‘Not enough testing ability to say if virus is under control’

‘Not enough testing ability to say if virus is under control’

SRINAGAR: In a week’s time since the first Covid-19 patient was detected in Kashmir, the J&K government has only managed to test less than 1 percent of the population. Doctors say they are not sure who are the primary carriers of the virus in Jammu & Kashmir and who the contacts of the primary carriers.
Out of a population of 70 lakh in Kashmir, around 400 patients have been tested in the past week, according to government figures. Of these, around 30 have been tested positive in the Valley.
According to a senior doctor, who has been seeing suspected cases at a Covid-19 designated hospital, since December last year, about 15,000 Kashmiris have returned from Umrah in Mecca, but only 2,000 of them have been screened.

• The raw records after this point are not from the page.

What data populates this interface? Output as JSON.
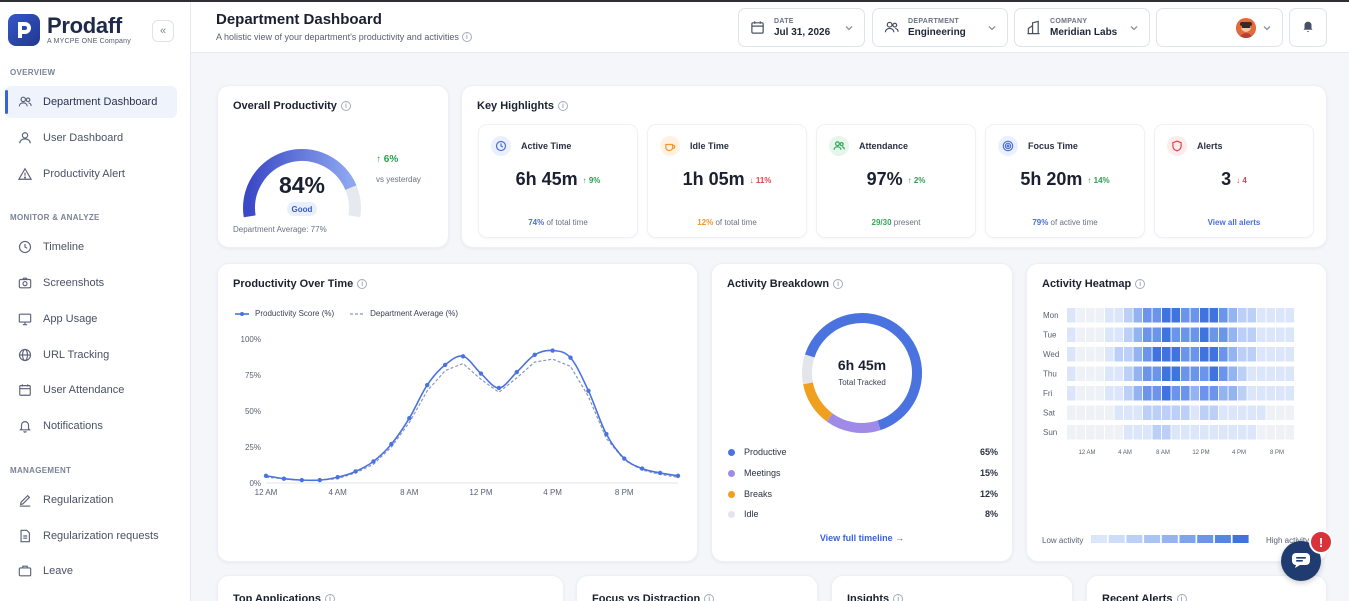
{
  "brand": {
    "name": "Prodaff",
    "tagline": "A MYCPE ONE Company"
  },
  "sidebar": {
    "collapse_icon": "chevrons-left-icon",
    "sections": {
      "overview": "OVERVIEW",
      "monitor": "MONITOR & ANALYZE",
      "management": "MANAGEMENT"
    },
    "items": [
      {
        "label": "Department Dashboard",
        "icon": "users-icon"
      },
      {
        "label": "User Dashboard",
        "icon": "user-icon"
      },
      {
        "label": "Productivity Alert",
        "icon": "warning-icon"
      },
      {
        "label": "Timeline",
        "icon": "clock-icon"
      },
      {
        "label": "Screenshots",
        "icon": "camera-icon"
      },
      {
        "label": "App Usage",
        "icon": "monitor-icon"
      },
      {
        "label": "URL Tracking",
        "icon": "globe-icon"
      },
      {
        "label": "User Attendance",
        "icon": "calendar-icon"
      },
      {
        "label": "Notifications",
        "icon": "bell-icon"
      },
      {
        "label": "Regularization",
        "icon": "pencil-icon"
      },
      {
        "label": "Regularization requests",
        "icon": "document-icon"
      },
      {
        "label": "Leave",
        "icon": "suitcase-icon"
      }
    ]
  },
  "header": {
    "title": "Department Dashboard",
    "subtitle": "A holistic view of your department's productivity and activities",
    "date": {
      "label": "DATE",
      "value": "Jul 31, 2026"
    },
    "department": {
      "label": "DEPARTMENT",
      "value": "Engineering"
    },
    "company": {
      "label": "COMPANY",
      "value": "Meridian Labs"
    }
  },
  "overall": {
    "title": "Overall Productivity",
    "value": "84%",
    "value_fraction": 0.84,
    "status": "Good",
    "delta": "↑ 6%",
    "delta_caption": "vs yesterday",
    "department_average": "Department Average: 77%"
  },
  "highlights": {
    "title": "Key Highlights",
    "items": [
      {
        "label": "Active Time",
        "value": "6h 45m",
        "delta": "↑ 9%",
        "foot_strong": "74%",
        "foot_rest": " of total time",
        "color": "#4a6fd8",
        "icon": "clock-icon"
      },
      {
        "label": "Idle Time",
        "value": "1h 05m",
        "delta": "↓ 11%",
        "foot_strong": "12%",
        "foot_rest": " of total time",
        "color": "#f0962b",
        "icon": "coffee-icon"
      },
      {
        "label": "Attendance",
        "value": "97%",
        "delta": "↑ 2%",
        "foot_strong": "29/30",
        "foot_rest": " present",
        "color": "#36a85a",
        "icon": "users-icon"
      },
      {
        "label": "Focus Time",
        "value": "5h 20m",
        "delta": "↑ 14%",
        "foot_strong": "79%",
        "foot_rest": " of active time",
        "color": "#4a6fd8",
        "icon": "target-icon"
      },
      {
        "label": "Alerts",
        "value": "3",
        "delta": "↓ 4",
        "foot_strong": "View all alerts",
        "foot_rest": "",
        "color": "#e0464d",
        "icon": "shield-icon"
      }
    ]
  },
  "productivity_chart": {
    "title": "Productivity Over Time",
    "legend": [
      "Productivity Score (%)",
      "Department Average (%)"
    ]
  },
  "chart_data": {
    "type": "line",
    "x": [
      0,
      1,
      2,
      3,
      4,
      5,
      6,
      7,
      8,
      9,
      10,
      11,
      12,
      13,
      14,
      15,
      16,
      17,
      18,
      19,
      20,
      21,
      22,
      23
    ],
    "x_ticks": [
      "12 AM",
      "4 AM",
      "8 AM",
      "12 PM",
      "4 PM",
      "8 PM"
    ],
    "y_ticks": [
      "0%",
      "25%",
      "50%",
      "75%",
      "100%"
    ],
    "ylim": [
      0,
      100
    ],
    "series": [
      {
        "name": "Productivity Score (%)",
        "values": [
          5,
          3,
          2,
          2,
          4,
          8,
          15,
          27,
          45,
          68,
          82,
          88,
          76,
          66,
          77,
          89,
          92,
          87,
          64,
          34,
          17,
          10,
          7,
          5
        ],
        "color": "#4a73e0"
      },
      {
        "name": "Department Average (%)",
        "values": [
          4,
          3,
          2,
          2,
          3,
          7,
          13,
          25,
          42,
          64,
          78,
          83,
          72,
          63,
          73,
          84,
          86,
          81,
          60,
          31,
          16,
          9,
          6,
          4
        ],
        "color": "#8a96b8"
      }
    ]
  },
  "activity_breakdown": {
    "title": "Activity Breakdown",
    "center_value": "6h 45m",
    "center_label": "Total Tracked",
    "items": [
      {
        "label": "Productive",
        "pct": "65%",
        "value": 65,
        "color": "#4a73e0"
      },
      {
        "label": "Meetings",
        "pct": "15%",
        "value": 15,
        "color": "#9f8ae8"
      },
      {
        "label": "Breaks",
        "pct": "12%",
        "value": 12,
        "color": "#f0a020"
      },
      {
        "label": "Idle",
        "pct": "8%",
        "value": 8,
        "color": "#e3e5ea"
      }
    ],
    "link": "View full timeline →"
  },
  "heatmap": {
    "title": "Activity Heatmap",
    "days": [
      "Mon",
      "Tue",
      "Wed",
      "Thu",
      "Fri",
      "Sat",
      "Sun"
    ],
    "hour_labels": [
      "12 AM",
      "4 AM",
      "8 AM",
      "12 PM",
      "4 PM",
      "8 PM"
    ],
    "levels": [
      [
        1,
        0,
        0,
        0,
        1,
        1,
        2,
        3,
        4,
        4,
        5,
        5,
        4,
        4,
        5,
        5,
        4,
        3,
        2,
        2,
        1,
        1,
        1,
        1
      ],
      [
        1,
        0,
        0,
        0,
        1,
        1,
        2,
        3,
        4,
        4,
        5,
        4,
        4,
        4,
        5,
        4,
        4,
        3,
        2,
        2,
        1,
        1,
        1,
        1
      ],
      [
        1,
        0,
        0,
        0,
        1,
        2,
        2,
        3,
        4,
        5,
        5,
        5,
        4,
        4,
        5,
        5,
        4,
        3,
        2,
        2,
        1,
        1,
        1,
        1
      ],
      [
        1,
        0,
        0,
        0,
        1,
        1,
        2,
        3,
        4,
        4,
        5,
        5,
        4,
        4,
        4,
        5,
        4,
        3,
        2,
        1,
        1,
        1,
        1,
        1
      ],
      [
        1,
        0,
        0,
        0,
        1,
        1,
        2,
        3,
        4,
        4,
        5,
        4,
        4,
        3,
        4,
        4,
        3,
        3,
        2,
        1,
        1,
        1,
        1,
        1
      ],
      [
        0,
        0,
        0,
        0,
        0,
        1,
        1,
        1,
        2,
        2,
        2,
        2,
        2,
        1,
        2,
        2,
        1,
        1,
        1,
        1,
        1,
        0,
        0,
        0
      ],
      [
        0,
        0,
        0,
        0,
        0,
        0,
        1,
        1,
        1,
        2,
        2,
        1,
        1,
        1,
        1,
        1,
        1,
        1,
        1,
        1,
        0,
        0,
        0,
        0
      ]
    ],
    "legend_low": "Low activity",
    "legend_high": "High activity"
  },
  "bottom_cards": [
    "Top Applications",
    "Focus vs Distraction",
    "Insights",
    "Recent Alerts"
  ]
}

The first positive case in Kashmir was also an Umrah pilgrim.
During the same period, about 10,000 tourists including foreigners have entered the valley, besides thousands of Kashmiri students who have returned from foreign countries and other regions of India.
“They are the primary carriers. They have been here for some time now. I don’t say that all of them are potential carriers, but
whosoever is, and does not know it, could have passed it on to others, creating a chain of potential positive cases,” said the doctor,
requesting anonymity.
“The way to fight the virus is to track all of them, screen them, and quarantine them. Right now we know only a minuscule number of cases, a number which gives us no picture about the potential spread of the disease in Kashmir Valley,” he added.
Dr Muhammad Salim, a doctor designated to speak to the press on Covid-19, told Kashmir Reader that the number of Covid-19 patients coming to designated hospitals is less than 40 a day, on average. Out of these, he said, a person who has travel history, or has shown symptoms, or has come in contact with an infected person, is tested.
“So, we test those who come to us,” Dr Salim said.
As of now, Kashmir can only test about 140 patients in a day at two testing facilities, one at SKIMS and the other at CD Hospital.
According to Dr Jan, medical superintendent of SKIMS, 90 tests can be conducted there in one go. At Chest Diseases (CD) Hospital, according to Dr Salim, 24 tests can be conducted in one go.
Under these circumstances, another senior doctor said, figuring out how many persons may be infected becomes impossible. So, the
process has to go on the way it has been going. This means that it cannot be said with certainty if the virus spread is under control or not.
The doctor cited the example of South Korea, where mass testing made it possible to understand the spread and contain it. He said South Korea tested 6,148 people per million, in contrast to the UK which tested 960 per million and the US which tested 350 per million.
Given the shortage of testing ability in J&K, the administration is focusing on enforcing a lockdown, throwing responsibility on people to containing the pathogenic disease, more than what it has been doing itself.
“Top nations have not been able to control it. We are working to control it by our own means. God will help us,” Doctor Salim added.